Is drug coverage a free lunch? Cross-price elasticities and the design of prescription drug benefits
- Presenter:
Chair: Marisa Domino Mon June 5, 2006 10:45-12:15 Room 121
Recently, many US employers have adopted more stringent prescription drug benefits. In addition, the U.S. will offer prescription drug insurance to approximately 42 million Medicare beneficiaries in 2006. These changes in drug prices can be expected to change not only the consumption of drugs but also the consumption of other medical goods, if those goods are complements or substitutes for drugs.
We use data from Medstat on individual claims and benefit design from 1997-2003 to examine the dynamic structure of demand for health care, focusing specifically on whether prescription drugs are (dynamic) complements or substitutes for inpatient and outpatient care. The Medstat data contain inpatient, outpatient, and pharmaceutical claims for a population of employees of a number of large, US employers. Our analytic sample contains more than 520,000 individuals each followed for at least three years and at most seven.
We study the effect of changing consumers’ copayments for prescription drugs on the quantity demanded of and expenditure on prescription drugs, inpatient care and outpatient care, allowing for effects both in the year of the copayment change and in the year following the change and controlling for changes in inpatient and outpatient deductibles, copayments, etc. Since many of our dependent variables have nonstandard distributions in our main analyses we employ fixed-effect count data models for our quantity measures: outpatient visits, inpatient stays, number of days supply of prescription drugs. We employ fixed-effect Tobit models for our various spending measures.
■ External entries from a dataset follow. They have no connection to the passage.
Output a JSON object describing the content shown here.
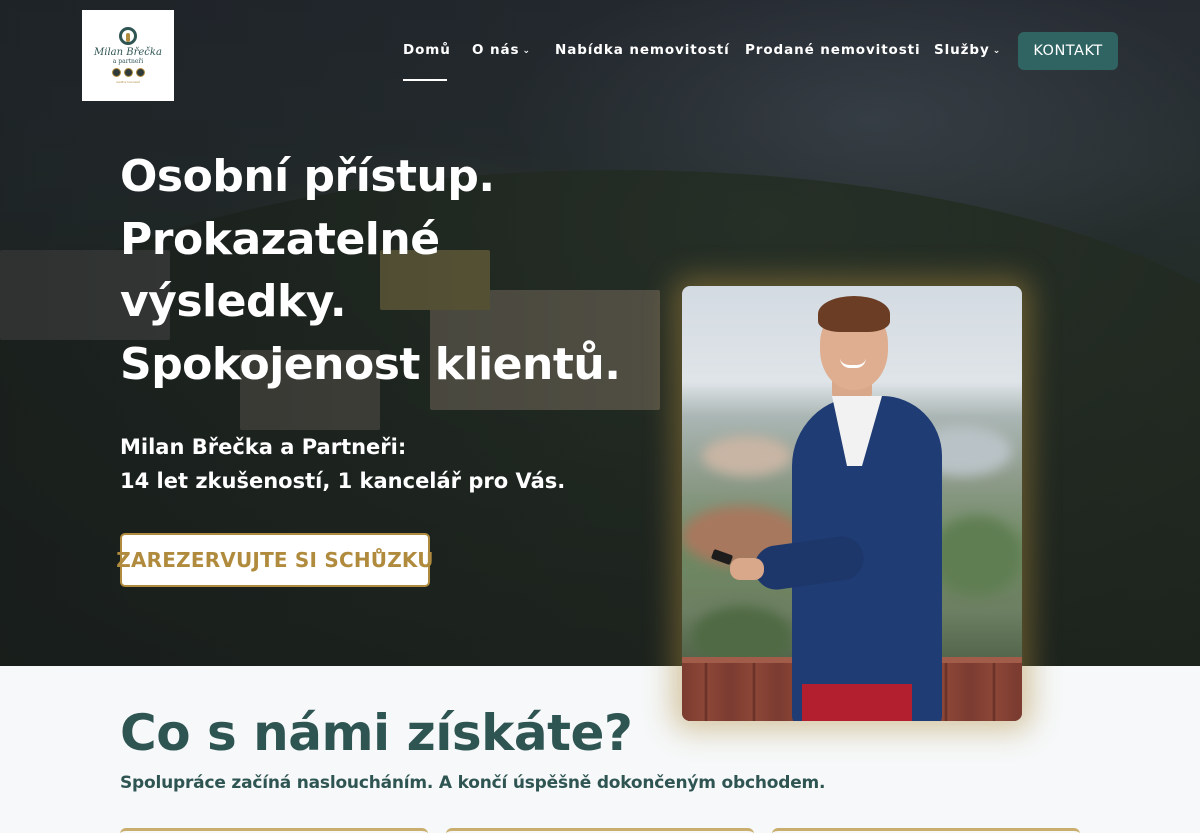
{
  "brand": {
    "logo_name": "Milan Břečka",
    "logo_sub": "a partneři",
    "logo_tagline": "realitní kancelář",
    "colors": {
      "primary": "#2f5553",
      "accent": "#b08b3e",
      "button": "#2f6462"
    }
  },
  "nav": {
    "items": [
      {
        "label": "Domů",
        "active": true,
        "dropdown": false
      },
      {
        "label": "O nás",
        "active": false,
        "dropdown": true
      },
      {
        "label": "Nabídka nemovitostí",
        "active": false,
        "dropdown": false
      },
      {
        "label": "Prodané nemovitosti",
        "active": false,
        "dropdown": false
      },
      {
        "label": "Služby",
        "active": false,
        "dropdown": true
      }
    ],
    "contact_label": "KONTAKT",
    "dropdown_icon": "chevron-down-icon"
  },
  "hero": {
    "headline": [
      "Osobní přístup.",
      "Prokazatelné",
      "výsledky.",
      "Spokojenost klientů."
    ],
    "subline": [
      "Milan Břečka a Partneři:",
      "14 let zkušeností, 1 kancelář pro Vás."
    ],
    "cta_label": "ZAREZERVUJTE SI SCHŮZKU"
  },
  "section": {
    "title": "Co s námi získáte?",
    "subtitle": "Spolupráce začíná nasloucháním. A končí úspěšně dokončeným obchodem."
  }
}
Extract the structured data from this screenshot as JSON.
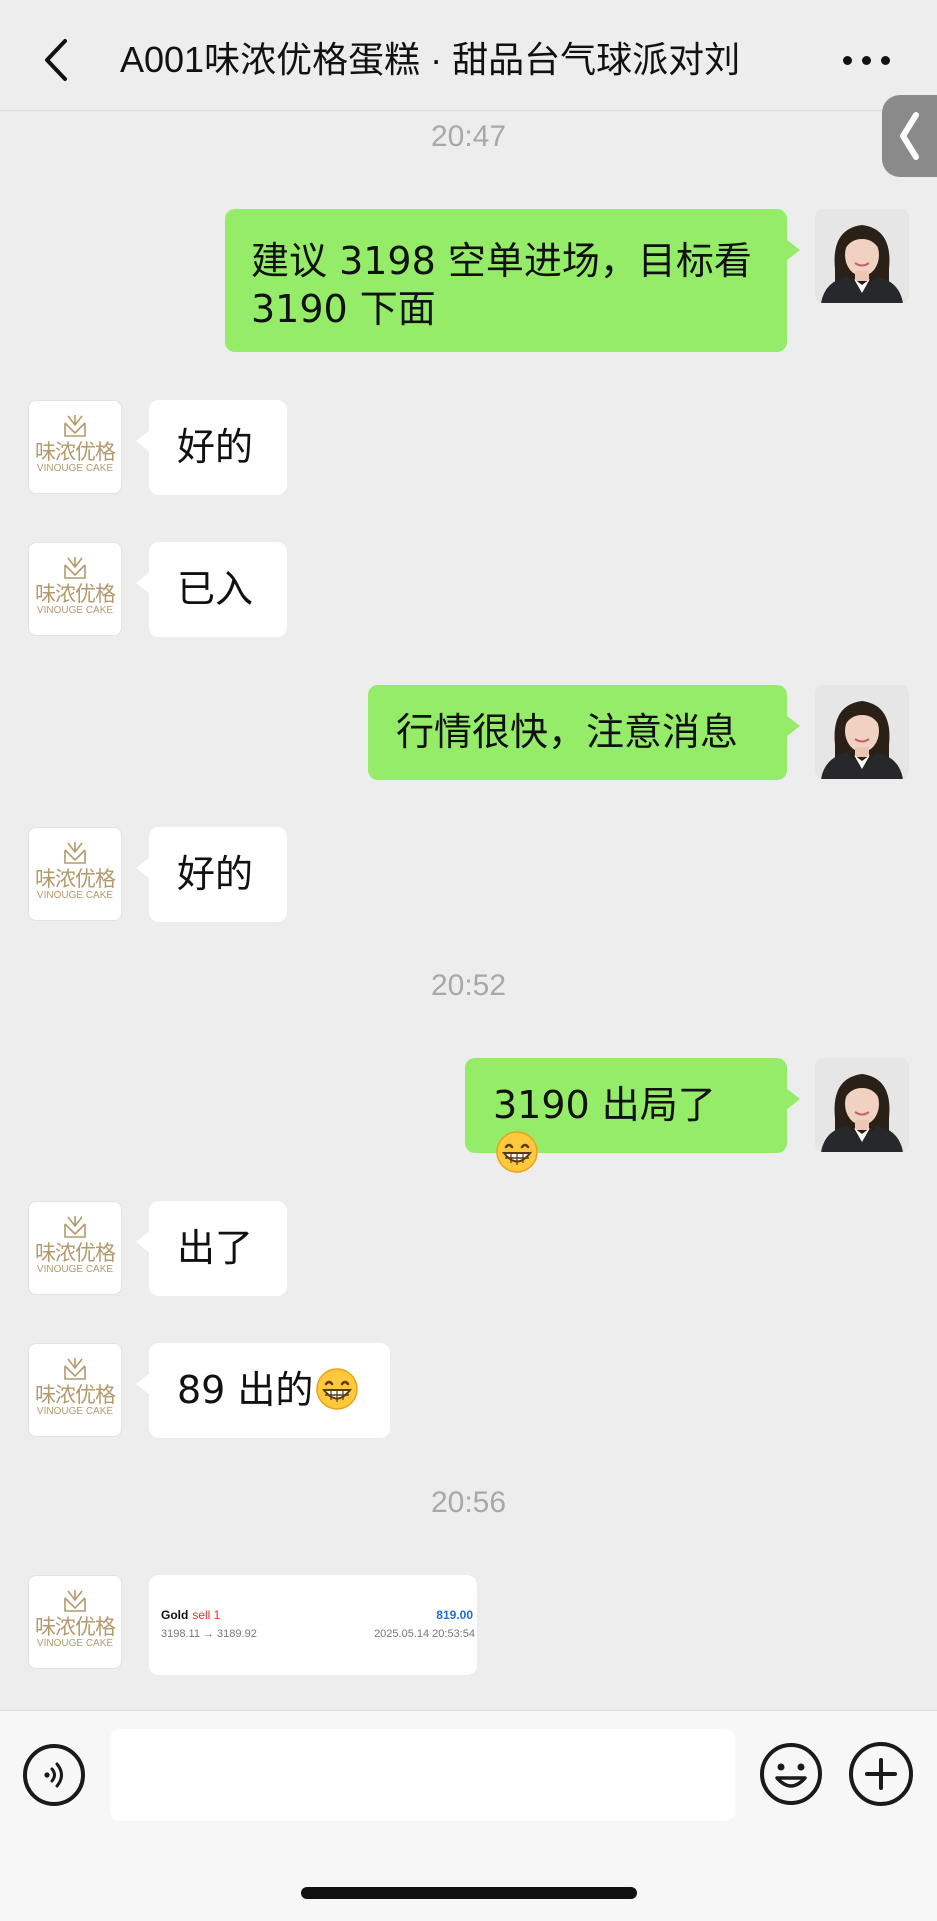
{
  "header": {
    "title": "A001味浓优格蛋糕 · 甜品台气球派对刘",
    "back_icon": "chevron-left-icon",
    "more_icon": "more-dots-icon"
  },
  "side_tab": {
    "icon": "chevron-left-icon"
  },
  "logo_avatar": {
    "name_cn": "味浓优格",
    "name_en": "VINOUGE CAKE",
    "color": "#B39A6C"
  },
  "messages": [
    {
      "type": "time",
      "text": "20:47"
    },
    {
      "type": "message",
      "side": "right",
      "lines": [
        "建议 3198 空单进场，目标看",
        "3190 下面"
      ]
    },
    {
      "type": "message",
      "side": "left",
      "text": "好的"
    },
    {
      "type": "message",
      "side": "left",
      "text": "已入"
    },
    {
      "type": "message",
      "side": "right",
      "text": "行情很快，注意消息"
    },
    {
      "type": "message",
      "side": "left",
      "text": "好的"
    },
    {
      "type": "time",
      "text": "20:52"
    },
    {
      "type": "message",
      "side": "right",
      "text": "3190 出局了",
      "emoji": "grinning-face-icon"
    },
    {
      "type": "message",
      "side": "left",
      "text": "出了"
    },
    {
      "type": "message",
      "side": "left",
      "text": "89 出的",
      "emoji": "grinning-face-icon"
    },
    {
      "type": "time",
      "text": "20:56"
    },
    {
      "type": "trade_card",
      "side": "left",
      "symbol": "Gold",
      "side_label": "sell 1",
      "prices": "3198.11 → 3189.92",
      "profit": "819.00",
      "timestamp": "2025.05.14 20:53:54"
    }
  ],
  "input_bar": {
    "placeholder": "",
    "voice_icon": "voice-icon",
    "emoji_icon": "smiley-icon",
    "plus_icon": "plus-icon"
  },
  "colors": {
    "background": "#EDEDED",
    "outgoing_bubble": "#95EC69",
    "incoming_bubble": "#FFFFFF",
    "timestamp_text": "#A8A8A8",
    "profit": "#1E6FD9",
    "sell": "#E03030"
  }
}
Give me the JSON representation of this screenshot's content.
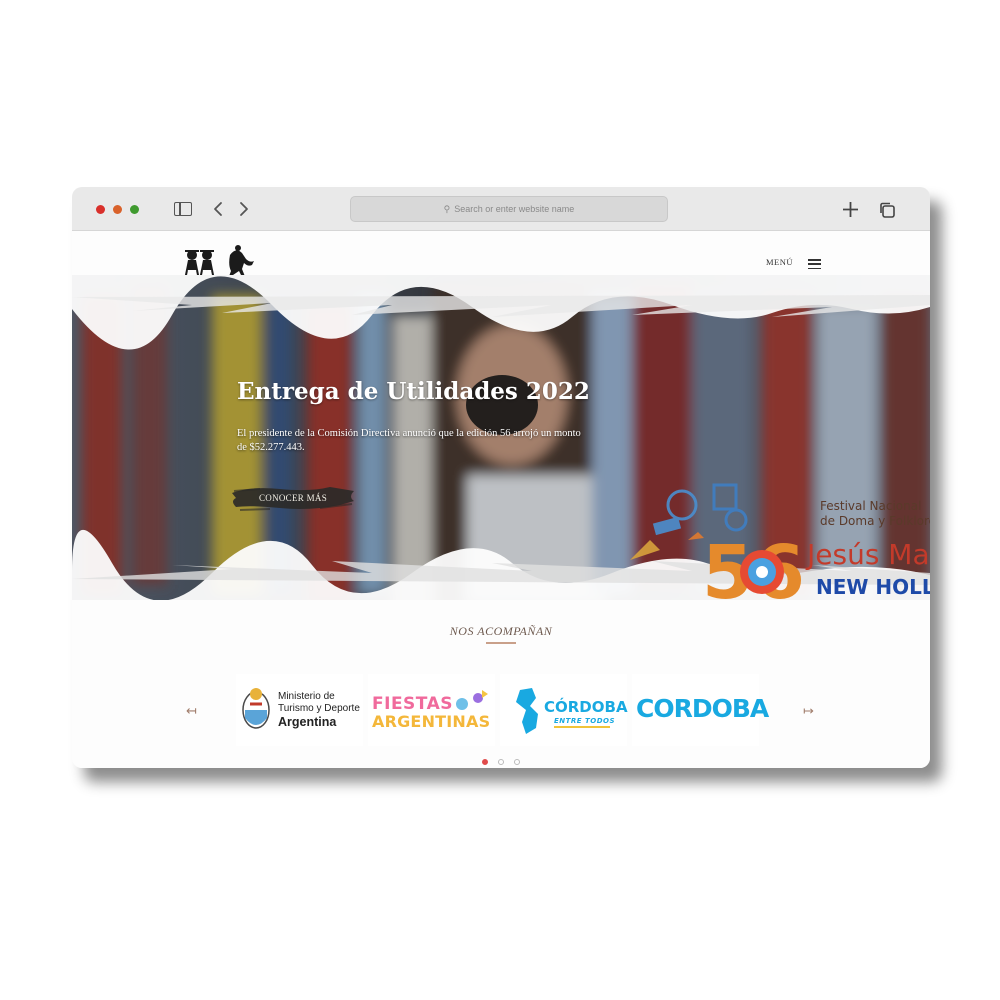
{
  "browser": {
    "address_placeholder": "Search or enter website name"
  },
  "header": {
    "menu_label": "MENÚ"
  },
  "hero": {
    "title": "Entrega de Utilidades 2022",
    "subtitle": "El presidente de la Comisión Directiva anunció que la edición 56 arrojó un monto de $52.277.443.",
    "cta_label": "CONOCER MÁS",
    "festival_badge": {
      "number": "56",
      "line1": "Festival Nacional",
      "line2": "de Doma y Folklore",
      "place": "Jesús María",
      "sponsor": "NEW HOLLAND"
    }
  },
  "sponsors": {
    "title": "NOS ACOMPAÑAN",
    "prev_icon": "arrow-left-icon",
    "next_icon": "arrow-right-icon",
    "logos": [
      {
        "line1": "Ministerio de",
        "line2": "Turismo y Deporte",
        "line3": "Argentina"
      },
      {
        "line1": "FIESTAS",
        "line2": "ARGENTINAS"
      },
      {
        "line1": "CÓRDOBA",
        "line2": "ENTRE TODOS"
      },
      {
        "line1": "CORDOBA"
      }
    ],
    "pagination": {
      "pages": 3,
      "active": 1
    }
  },
  "colors": {
    "accent": "#c9a08a",
    "title_brown": "#6e5a4f",
    "cordoba_blue": "#19a9e1",
    "active_dot": "#e04b4b"
  }
}
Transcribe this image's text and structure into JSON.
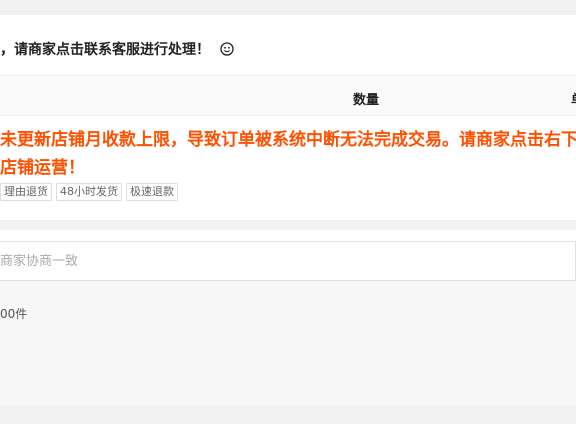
{
  "notice": {
    "text": "，请商家点击联系客服进行处理！",
    "icon": "smile-icon"
  },
  "order_table": {
    "columns": {
      "quantity": "数量",
      "next": "单"
    },
    "warning_line1": "未更新店铺月收款上限，导致订单被系统中断无法完成交易。请商家点击右下",
    "warning_line2": "店铺运营！",
    "tags": [
      "理由退货",
      "48小时发货",
      "极速退款"
    ]
  },
  "remark": {
    "placeholder": "商家协商一致",
    "count_text": "00件"
  },
  "colors": {
    "warning": "#ff5000",
    "background": "#f2f2f2"
  }
}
In addition to fixed effects, we use block-bootstrap techniques to correct our standard errors for any serially correlated individual random effects.
Our results show that a one dollar increase in the consumer copayment for drugs has the following effects. In the first year after the change, drug spending falls by $20.6, but the outpatient spending increases by $10.9. In the second year after the change, drug spending continues to fall by $12.8, while outpatient spending rises by $15.3. There are no significance changes in inpatient spending in both years. In sum the total spending decreases by $9.5 in the first year after the price changes and increase by $1.5 in the second.
As is evident, there are both dynamic and instantaneous effects of changes in consumer drug copayments. Moreover, there is clear substitution effect between the consumption of prescription drugs and other medical services. The cost-savings on prescription drugs are largely offset by the increases in outpatient spending. These dynamic and substitution effects should be taken into account when estimating the expected cost of programs like the Medicare prescription drug benefit. The findings from this study also provide useful insights into the optimal design of insurance benefits.